L’EPFL développe un prototype
Associé à Klaus Schönenberger et à son collègue de l'EPFL Bertrand Klaiber, Beat Stoll a pour objectif de mettre enfin la radiographie à portée des pays en développement. Une initiative de recherche basée à l’EPFL a été lancée dans ce but. «Nous avons compris qu’il fallait repartir de zéro», explique le Dr Klaus Schönenberger, qui coordonne le programme multidisciplinaire EssentialTech du Centre de coopération et développement de l’EPFL. Le pari est de mettre sur le marché un appareil de radiographie totalement repensé, adapté aux contraintes locales d’un hôpital de brousse.
De cette démarche de rupture est né un prototype sur le campus lausannois. Il est le résultat d’une intense collaboration multidisciplinaire et internationale, avec les Hautes écoles spécialisées (HES-SO) en Suisse et le Centre hospitalier universitaire de Yaoundé, au Cameroun. Une start-up dirigée par Bertrand Klaiber, Pristem, lève des fonds pour passer à la prochaine étape, la phase industrielle. L’appareil sera commercialisé en 2019.

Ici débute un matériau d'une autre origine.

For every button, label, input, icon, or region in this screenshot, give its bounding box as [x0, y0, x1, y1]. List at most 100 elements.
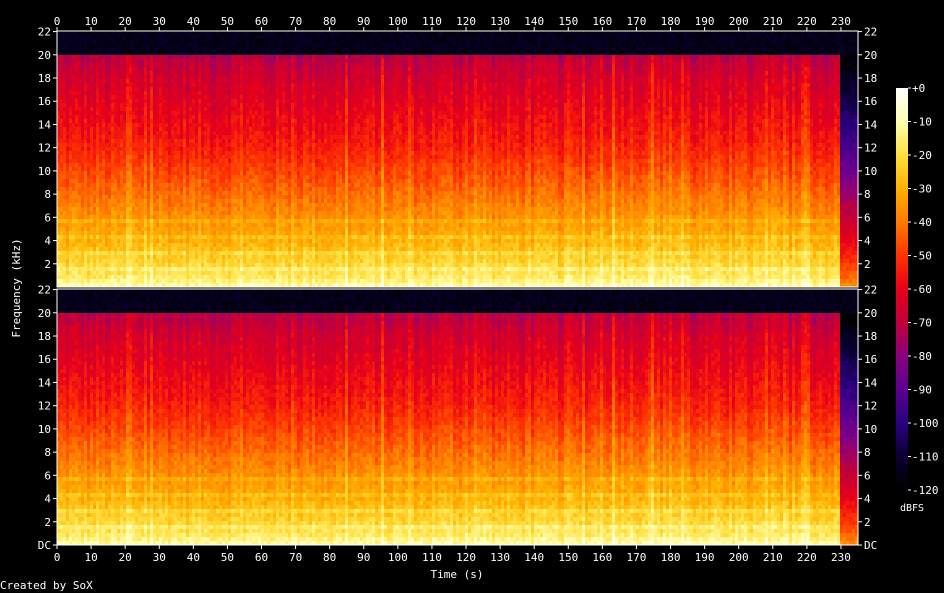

GlobalDiagnostiX, nom de code donné à la future machine, sera bourrée d’innovations. Elle sera plus robuste, plus simple à manier et nettement moins chère à produire et à entretenir. L’appareil suisse mise sur une radiographie conventionnelle, en deux dimensions, mais qui sera digitale. L’image sera directement visible et stockable sur un ordinateur portable. On sautera l’étape coûteuse en temps et en matériel du tirage de la radio sur un film. Faire une radiographie deviendra un acte simple et léger, qui ne coûtera presque plus rien à l’exploitation. La transmission simplifiée des images digitales favorisera la télémédecine; une réponse à la pénurie de personnel médical formé dans les hôpitaux de brousse.
Révolution tranquille pour les plus pauvres
«Un arbre qui tombe fait beaucoup de bruit; une forêt qui pousse ne s’entend pas», disait Gandhi. Sa sagesse s’applique au projet technologique et de développement qui mûrit en toute discrétion à l’EPFL. Les pères de GlobalDiagnostiX sont inspirés par la conviction que l’ordre établi peut être dépassé: une autre donne est possible. Une mutation technologique favorable aux pays les plus pauvres semble à portée de main. Si les espoirs ainsi créés se confirment, une révolution tranquille corrigera une injustice crasse.
*François Modoux, Odile Meylan: L’imagerie, couteau suisse de la médecine de brousse. Editions LED, Lausanne, 2017.
**Duncan Smith-Rohrberg Maru: Turning a blind eye: the mobilization of radiology services in resource-poor regions, Stanford Hospital (USA), 2010.